Device for Facilitating Corneal Transplantation

Period of Performance: 03/01/2006 - 02/28/2008

$99.8K

Phase 1 SBIR

Recipient Firm

Keramed, Inc.
Sunnyvale, CA 94089
Principal Investigator

Abstract

DESCRIPTION (provided by applicant): Visual impairment from corneal disorders such as Fuchs' endothelial dystrophy, pseudophakic bullous keratopathy, and herpes keratitis occurs commonly. Approximately 100,000 corneal transplants are performed worldwide annually for the treatment of corneal visual loss. Although corneal transplantation surgery is generally considered to be successful, the most common technique, penetrating keratoplasty (PK), is over 40 years old and has some distinct disadvantages. Disadvantages of PK include a long surgical time of 1 to 2 hours, a long recovery time of 6 to 12 months, frequently large amounts of post-operative astigmatism which distorts vision, and risk of blinding complications including expulsive choroidal hemorrhage and endophthalmitis. Most of these complications are directly related to the current PK technique of excising a full thickness disk of tissue with a 360 degree incision.
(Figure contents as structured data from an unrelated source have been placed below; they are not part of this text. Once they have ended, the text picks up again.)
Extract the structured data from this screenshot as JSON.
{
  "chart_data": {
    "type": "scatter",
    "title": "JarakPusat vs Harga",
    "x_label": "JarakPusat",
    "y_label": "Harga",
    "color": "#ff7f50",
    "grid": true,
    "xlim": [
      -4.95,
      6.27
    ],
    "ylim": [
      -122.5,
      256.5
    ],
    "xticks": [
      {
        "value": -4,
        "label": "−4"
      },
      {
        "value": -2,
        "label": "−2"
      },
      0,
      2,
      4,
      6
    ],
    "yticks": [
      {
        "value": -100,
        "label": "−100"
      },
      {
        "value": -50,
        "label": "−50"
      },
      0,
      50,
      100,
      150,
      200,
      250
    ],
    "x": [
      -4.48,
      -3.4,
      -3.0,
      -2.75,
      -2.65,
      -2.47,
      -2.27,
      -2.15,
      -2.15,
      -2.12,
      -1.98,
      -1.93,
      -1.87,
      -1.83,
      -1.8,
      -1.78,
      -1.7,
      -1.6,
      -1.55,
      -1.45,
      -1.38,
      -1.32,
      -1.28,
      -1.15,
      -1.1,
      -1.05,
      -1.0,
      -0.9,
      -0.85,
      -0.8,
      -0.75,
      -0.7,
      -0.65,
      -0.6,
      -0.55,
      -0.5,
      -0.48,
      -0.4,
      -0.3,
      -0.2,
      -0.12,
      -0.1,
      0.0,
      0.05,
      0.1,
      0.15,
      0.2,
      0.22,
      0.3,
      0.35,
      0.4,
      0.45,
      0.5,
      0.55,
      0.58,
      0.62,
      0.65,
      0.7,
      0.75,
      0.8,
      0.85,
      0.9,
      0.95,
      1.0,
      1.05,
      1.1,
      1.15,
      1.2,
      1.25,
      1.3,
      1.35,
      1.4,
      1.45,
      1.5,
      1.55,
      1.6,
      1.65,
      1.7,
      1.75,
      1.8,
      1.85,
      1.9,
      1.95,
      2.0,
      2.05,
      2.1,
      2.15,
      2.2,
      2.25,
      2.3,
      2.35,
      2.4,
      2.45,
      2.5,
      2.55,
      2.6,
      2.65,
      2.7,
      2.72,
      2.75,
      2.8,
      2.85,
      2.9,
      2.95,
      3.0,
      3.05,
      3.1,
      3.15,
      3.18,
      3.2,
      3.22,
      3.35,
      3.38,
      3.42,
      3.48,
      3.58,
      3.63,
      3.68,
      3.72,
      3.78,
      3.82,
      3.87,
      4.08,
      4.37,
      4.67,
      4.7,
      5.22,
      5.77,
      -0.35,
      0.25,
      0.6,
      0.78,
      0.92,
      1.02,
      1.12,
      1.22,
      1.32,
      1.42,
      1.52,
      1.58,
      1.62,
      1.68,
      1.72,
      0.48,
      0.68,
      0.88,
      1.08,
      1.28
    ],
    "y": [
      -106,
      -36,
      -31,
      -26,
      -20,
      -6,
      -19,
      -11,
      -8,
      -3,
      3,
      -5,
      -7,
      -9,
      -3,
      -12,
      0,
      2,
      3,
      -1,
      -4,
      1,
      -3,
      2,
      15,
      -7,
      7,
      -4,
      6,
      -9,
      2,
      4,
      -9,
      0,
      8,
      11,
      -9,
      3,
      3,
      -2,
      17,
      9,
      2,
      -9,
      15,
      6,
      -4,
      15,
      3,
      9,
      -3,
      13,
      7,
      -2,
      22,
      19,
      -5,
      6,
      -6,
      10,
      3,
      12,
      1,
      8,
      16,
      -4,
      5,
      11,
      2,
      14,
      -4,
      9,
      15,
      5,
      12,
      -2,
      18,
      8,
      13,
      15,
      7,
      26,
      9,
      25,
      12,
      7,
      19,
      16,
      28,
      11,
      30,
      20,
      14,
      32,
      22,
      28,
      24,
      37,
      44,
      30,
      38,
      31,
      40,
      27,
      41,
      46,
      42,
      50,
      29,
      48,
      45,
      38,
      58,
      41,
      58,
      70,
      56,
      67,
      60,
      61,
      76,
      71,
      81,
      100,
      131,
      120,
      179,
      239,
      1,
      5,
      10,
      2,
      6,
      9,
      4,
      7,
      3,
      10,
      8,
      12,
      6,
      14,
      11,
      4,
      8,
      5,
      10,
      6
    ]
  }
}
It is possible to avoid many of the complications of PK by performing partial thickness transplants of the cornea through the use of an intracorneal pocket. We have developed a mechanical device that can automatically create a corneal pocket within a live or donor cornea for the purpose of partial thickness corneal transplantation. The use of this device should decrease the surgical and recovery time of corneal transplantation and also decrease post- operative astigmatism. In addition, for transplants involving only the anterior portion of the cornea, the risks of expulsive choroidal hemorrhage and endophthalmitis should be eliminated. Our Phase I studies will involve testing of a prototype device on human cadaveric whole eyes and human donor corneas. Testing parameters will include measurement of the dimensions and depth of the pocket. Unplanned outcomes such as incomplete pockets will also be recorded. We will also perform SEM studies to determine the smoothness of the pocket created by the device and compare this to pockets made manually. Information gained from Phase I studies will be used to build a commercial version of the device for use in Phase II clinical studies.